C’est à la suite de cette détermination à défendre soi même sa patrie qu’en 1960 les troupes françaises avaient commencé à quitter le Mali. En effet, c’est exactement le 20 janvier 1961 que le dernier soldat français quitta notre pays, matérialisant ainsi l’affirmation de la détermination des Maliens d’user de toute leur souveraineté militaire. Toujours selon le Commandant Modibo Naman Traoré, « dès lors, le Mali ne confiera plus de responsabilité de défense à une puissance tierce et développera d’ailleurs une diplomatie militaire multiforme et diversifiée, fondée sur l’intégration et la recherche de la paix et la sécurité dans le monde.

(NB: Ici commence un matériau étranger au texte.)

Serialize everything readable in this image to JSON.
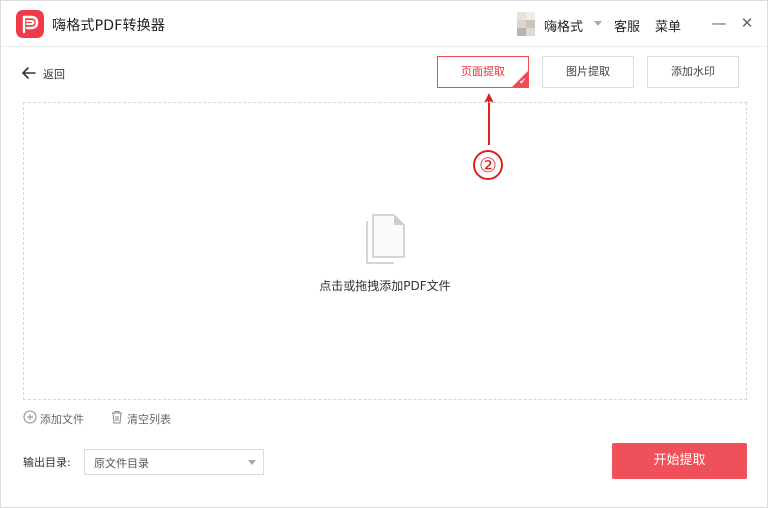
{
  "titlebar": {
    "app_title": "嗨格式PDF转换器",
    "username": "嗨格式",
    "service_label": "客服",
    "menu_label": "菜单",
    "minimize_glyph": "—",
    "close_glyph": "✕"
  },
  "nav": {
    "back_label": "返回"
  },
  "tabs": [
    {
      "label": "页面提取",
      "active": true
    },
    {
      "label": "图片提取",
      "active": false
    },
    {
      "label": "添加水印",
      "active": false
    }
  ],
  "annotation": {
    "number": "②"
  },
  "dropzone": {
    "prompt": "点击或拖拽添加PDF文件",
    "icon": "document-icon"
  },
  "file_actions": {
    "add_label": "添加文件",
    "clear_label": "清空列表"
  },
  "output": {
    "label": "输出目录:",
    "selected": "原文件目录"
  },
  "start_button": {
    "label": "开始提取"
  },
  "colors": {
    "accent": "#f05059",
    "annotation": "#e02020"
  }
}
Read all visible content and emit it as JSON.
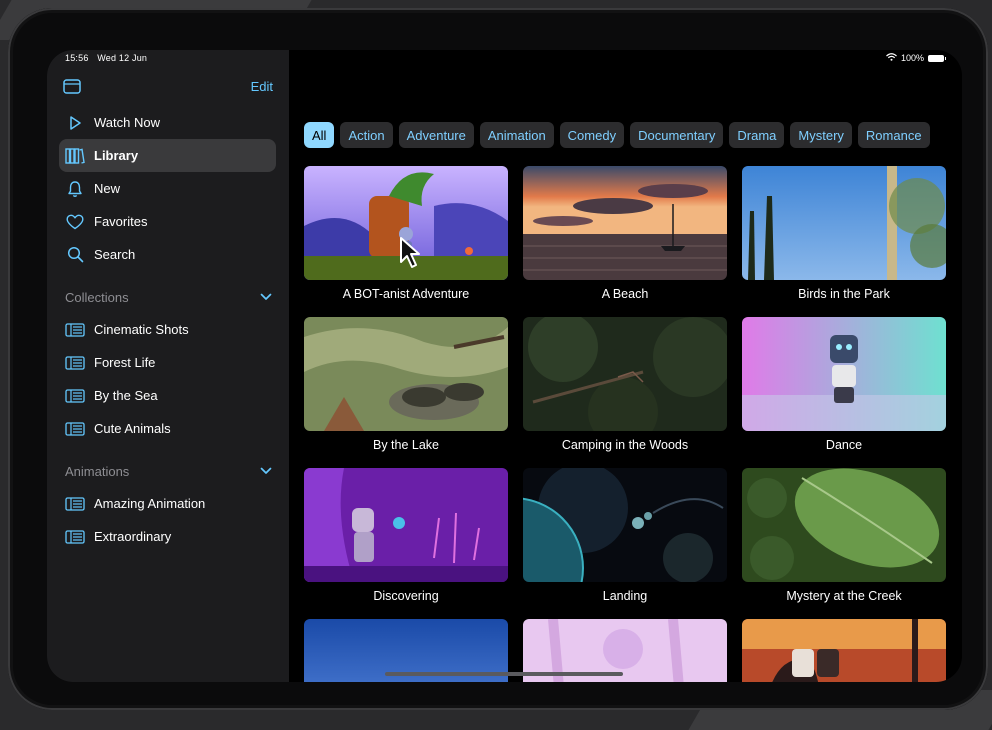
{
  "status_bar": {
    "time": "15:56",
    "date": "Wed 12 Jun",
    "battery": "100%"
  },
  "sidebar": {
    "edit_label": "Edit",
    "items": [
      {
        "label": "Watch Now",
        "icon": "play-icon",
        "selected": false
      },
      {
        "label": "Library",
        "icon": "books-icon",
        "selected": true
      },
      {
        "label": "New",
        "icon": "bell-icon",
        "selected": false
      },
      {
        "label": "Favorites",
        "icon": "heart-icon",
        "selected": false
      },
      {
        "label": "Search",
        "icon": "search-icon",
        "selected": false
      }
    ],
    "collections": {
      "title": "Collections",
      "items": [
        {
          "label": "Cinematic Shots",
          "icon": "playlist-icon"
        },
        {
          "label": "Forest Life",
          "icon": "playlist-icon"
        },
        {
          "label": "By the Sea",
          "icon": "playlist-icon"
        },
        {
          "label": "Cute Animals",
          "icon": "playlist-icon"
        }
      ]
    },
    "animations": {
      "title": "Animations",
      "items": [
        {
          "label": "Amazing Animation",
          "icon": "playlist-icon"
        },
        {
          "label": "Extraordinary",
          "icon": "playlist-icon"
        }
      ]
    }
  },
  "filters": [
    "All",
    "Action",
    "Adventure",
    "Animation",
    "Comedy",
    "Documentary",
    "Drama",
    "Mystery",
    "Romance"
  ],
  "active_filter": "All",
  "videos": [
    {
      "title": "A BOT-anist Adventure"
    },
    {
      "title": "A Beach"
    },
    {
      "title": "Birds in the Park"
    },
    {
      "title": "By the Lake"
    },
    {
      "title": "Camping in the Woods"
    },
    {
      "title": "Dance"
    },
    {
      "title": "Discovering"
    },
    {
      "title": "Landing"
    },
    {
      "title": "Mystery at the Creek"
    },
    {
      "title": ""
    },
    {
      "title": ""
    },
    {
      "title": ""
    }
  ],
  "colors": {
    "accent": "#64c8ff",
    "chip_active": "#8fd8ff",
    "sidebar_bg": "#1c1c1e",
    "selected_row": "#3a3a3c"
  }
}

Aussi, en cas d’agression extérieure, le pays ne peut que compter sur ses propres forces. Il est à noter par ailleurs que le 3 août 1961, le président de l’Assemblée nationale, Mahamane Alassane Haïdara, a signé la loi N°81/ANRM portant organisation générale de la défense. Cette loi de défense avait pour objet d’assurer en tout temps, en toute circonstance, contre toutes les formes d’agressions, la sûreté et l’intégrité du territoire, ainsi que la sauvegarde de la vie des populations. Elle pourvoit de même au respect des alliances, traités et accords internationaux. Les principes de défense sont déterminés par les autorités constitutionnellement responsables ».
Les pères fondateurs du Mali se retourneront dans leurs tombes, le 20 janvier 2014, quand les nouvelles autorités signeront ce fameux accord de défense qui n’est autre que la remise sous tutelle française de l’Armée malienne.
Par ailleurs, on se demande vers quoi se dirige le Mali. Puisque, tout ceci intervient au moment où les experts de l’Otan se réunissent sur l’éventuel fédéralisme du Mali, chaque semaine depuis novembre dernier, sans aucune présence officielle ou militaire du Mali. Puisque les autres instruments de néocolonialisme, les programmes de coopération et de partenariat et autres ne sont plus très efficaces pour avoir la main mise sur une ancienne colonie, la France passe par un accord dit de défense.